Wie sich am Beispiel von NZZ Geschichte zeigen lässt, liefert das Modell der Erfolgsgeschichte nicht selten auch den patriotisch korrekten Deutungsrahmen für populär präsentierte Geschichtsdarstellungen. Hinsichtlich vieler Themen erweist sich das meistverkaufte Geschichtsmagazin der Schweiz als offen und auf der Höhe der Forschung. Einfältiger und forschungsferner gestaltet sich der Inhalt jedoch bei zentralen Themen der modernen Schweizer Geschichte: In welchem Verhältnis stand die Schweiz zum europäischen Kolonialismus? Und: Welche Beziehungen pflegte sie zum zunehmend faschistisch und nationalsozialistisch dominierten Europa der 30er und frühen 40er Jahre? Zu beiden Fragen existiert eine breite Forschungsliteratur. Sie zeigt, wie die Schweiz nicht einfach ausserhalb eines expansionsorientierten Europas der Gewalt stand, sondern vielfältig in dieses involviert war. Aus den Befunden der Forschung wird klar: Diese beiden Kapitel lassen sich weder in eine nationale Erfolgsgeschichte integrieren noch als „dunkle Episoden“ miniaturisieren. Wie also geht NZZ Geschichte mit den zwei Themen um, denen das Magazin lange Artikel und mehrere Kommentare widmet?

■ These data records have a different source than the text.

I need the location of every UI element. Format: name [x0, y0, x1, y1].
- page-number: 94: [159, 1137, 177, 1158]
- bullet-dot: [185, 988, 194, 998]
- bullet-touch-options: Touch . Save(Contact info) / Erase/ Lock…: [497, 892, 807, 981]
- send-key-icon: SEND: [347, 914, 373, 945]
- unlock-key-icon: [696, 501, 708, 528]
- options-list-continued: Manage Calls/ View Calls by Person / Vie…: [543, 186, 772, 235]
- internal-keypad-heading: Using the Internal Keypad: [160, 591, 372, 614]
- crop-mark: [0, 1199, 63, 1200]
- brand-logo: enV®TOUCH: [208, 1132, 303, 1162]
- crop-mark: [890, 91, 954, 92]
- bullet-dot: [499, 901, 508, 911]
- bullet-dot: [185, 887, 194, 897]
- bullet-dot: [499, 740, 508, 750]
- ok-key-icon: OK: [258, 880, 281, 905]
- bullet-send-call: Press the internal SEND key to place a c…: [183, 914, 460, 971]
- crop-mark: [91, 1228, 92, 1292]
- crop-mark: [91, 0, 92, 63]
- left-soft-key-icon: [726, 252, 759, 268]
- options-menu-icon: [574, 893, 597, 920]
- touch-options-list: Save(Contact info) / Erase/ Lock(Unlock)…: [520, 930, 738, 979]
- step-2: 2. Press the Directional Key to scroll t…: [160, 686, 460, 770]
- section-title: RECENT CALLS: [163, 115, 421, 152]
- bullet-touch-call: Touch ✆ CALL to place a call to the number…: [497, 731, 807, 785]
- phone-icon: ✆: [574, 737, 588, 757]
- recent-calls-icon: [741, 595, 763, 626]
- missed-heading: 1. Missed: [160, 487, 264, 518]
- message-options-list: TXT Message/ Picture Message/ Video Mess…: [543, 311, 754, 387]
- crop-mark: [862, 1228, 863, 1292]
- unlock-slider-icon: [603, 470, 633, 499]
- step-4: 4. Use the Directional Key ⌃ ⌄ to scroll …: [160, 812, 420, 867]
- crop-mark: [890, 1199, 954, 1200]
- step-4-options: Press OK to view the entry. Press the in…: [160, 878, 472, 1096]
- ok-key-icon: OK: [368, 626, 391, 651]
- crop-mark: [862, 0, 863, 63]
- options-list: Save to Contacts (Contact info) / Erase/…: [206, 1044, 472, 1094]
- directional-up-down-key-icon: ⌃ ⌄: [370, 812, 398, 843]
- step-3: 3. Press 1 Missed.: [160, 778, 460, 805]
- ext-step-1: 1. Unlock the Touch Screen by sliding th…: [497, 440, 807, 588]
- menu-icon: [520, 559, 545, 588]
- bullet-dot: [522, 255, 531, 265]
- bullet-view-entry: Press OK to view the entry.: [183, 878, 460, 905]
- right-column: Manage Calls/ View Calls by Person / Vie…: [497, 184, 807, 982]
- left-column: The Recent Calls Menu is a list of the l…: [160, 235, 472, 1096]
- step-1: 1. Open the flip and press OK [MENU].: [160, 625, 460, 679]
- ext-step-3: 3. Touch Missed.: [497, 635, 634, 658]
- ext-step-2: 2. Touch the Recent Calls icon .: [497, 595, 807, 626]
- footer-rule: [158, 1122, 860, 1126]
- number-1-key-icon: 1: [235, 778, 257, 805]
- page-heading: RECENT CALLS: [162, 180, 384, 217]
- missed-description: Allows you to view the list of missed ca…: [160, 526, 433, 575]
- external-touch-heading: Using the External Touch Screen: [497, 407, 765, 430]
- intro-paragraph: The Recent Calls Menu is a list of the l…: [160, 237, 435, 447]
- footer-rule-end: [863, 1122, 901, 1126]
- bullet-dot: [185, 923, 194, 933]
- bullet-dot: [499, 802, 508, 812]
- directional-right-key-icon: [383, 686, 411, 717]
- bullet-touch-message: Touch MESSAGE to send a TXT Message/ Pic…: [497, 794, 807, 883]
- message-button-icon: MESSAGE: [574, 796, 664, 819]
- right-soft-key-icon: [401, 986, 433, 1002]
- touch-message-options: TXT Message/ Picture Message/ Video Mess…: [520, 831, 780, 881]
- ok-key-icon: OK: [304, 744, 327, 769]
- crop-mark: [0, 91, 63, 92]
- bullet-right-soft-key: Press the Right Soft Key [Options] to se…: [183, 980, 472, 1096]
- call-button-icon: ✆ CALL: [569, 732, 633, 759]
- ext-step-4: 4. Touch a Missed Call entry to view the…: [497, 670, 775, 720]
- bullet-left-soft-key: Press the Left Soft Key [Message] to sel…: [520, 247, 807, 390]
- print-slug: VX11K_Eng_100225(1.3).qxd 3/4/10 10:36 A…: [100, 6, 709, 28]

„patriotic correctness“ in der NZZ Geschichte
Der Rolle von Schweizer Akteuren im Kolonialismus widmete das Magazin eine Titelstory (Nr. 5, April 2016). Eine Rezeption der aktuellen Forschung zum Thema hielten die Heftmacher für unnötig, da diese durch politische Korrektheit und einen „Wettbewerb der nachträglichen Selbstkasteiung“ geprägt sei. Die Historiker Harald Fischer-Tiné und Bernhard C. Schär sowie die Philosophin Patricia Purtschert, die zu den bedeutendsten ForscherInnen auf diesem Gebiet zählen, kritisierten die Heftnummer fundiert. Sie wiesen faktische Fehler, quellenkritische Versäumnisse und sogar eine – ziemlich haarsträubende – Bildmanipulation nach, die alle dem Zweck dienten, die Schweiz im kolonialen Kontext „als neutral und unschuldig erscheinen zu lassen“.

Bundesrat Philipp Etter, BR 1924-1959 [ohne Jahr]; Quelle: m.bote.ch
Die Reputation der politischen Elite in der Schweiz liegt auch Marco Jorio am Herzen, der in jeder Ausgabe eine Kolumne mit dem Titel „Stunde der Wahrheit“ schreibt. Mit Vorliebe widmet er sich der Rolle der Schweiz während des Nationalsozialismus und vor allem der Flüchtlingspolitik – ein Thema, das sich besonders schwer in eine schweizerische Erfolgsgeschichte integrieren lässt. Der schweizerische Vizekonsul Carl Lutz, der von 1942 bis 1945 in Ungarn Zehntausenden von Juden Schutzpässe ausstellte und dadurch vor der Deportation rettete, wird kritisch beurteilt (Nr. 7, Oktober 2016). Dieser sei „ein schwieriger Mensch“ gewesen, der nach 1945 „verbissen“ für eine Anerkennung seiner Taten gekämpft und die Schweiz zu Unrecht des „Undankes“ beschuldigt habe. Wesentlich milder fällt das Urteil über Heinrich Rothmund aus (Nr. 5, April 2016). Der Chef der Eidgenössischen Fremdenpolizei wird als ein „ethisch“ handelnder Gegner des Antisemitismus dargestellt, was nachweislich falsch ist. Rothmund, der nach eigenen Aussagen eine „Verjudung der Schweiz“ verhindern wollte, teilte einen Antisemitismus, wie er in der Schweiz der 1930er Jahre verbreitet war.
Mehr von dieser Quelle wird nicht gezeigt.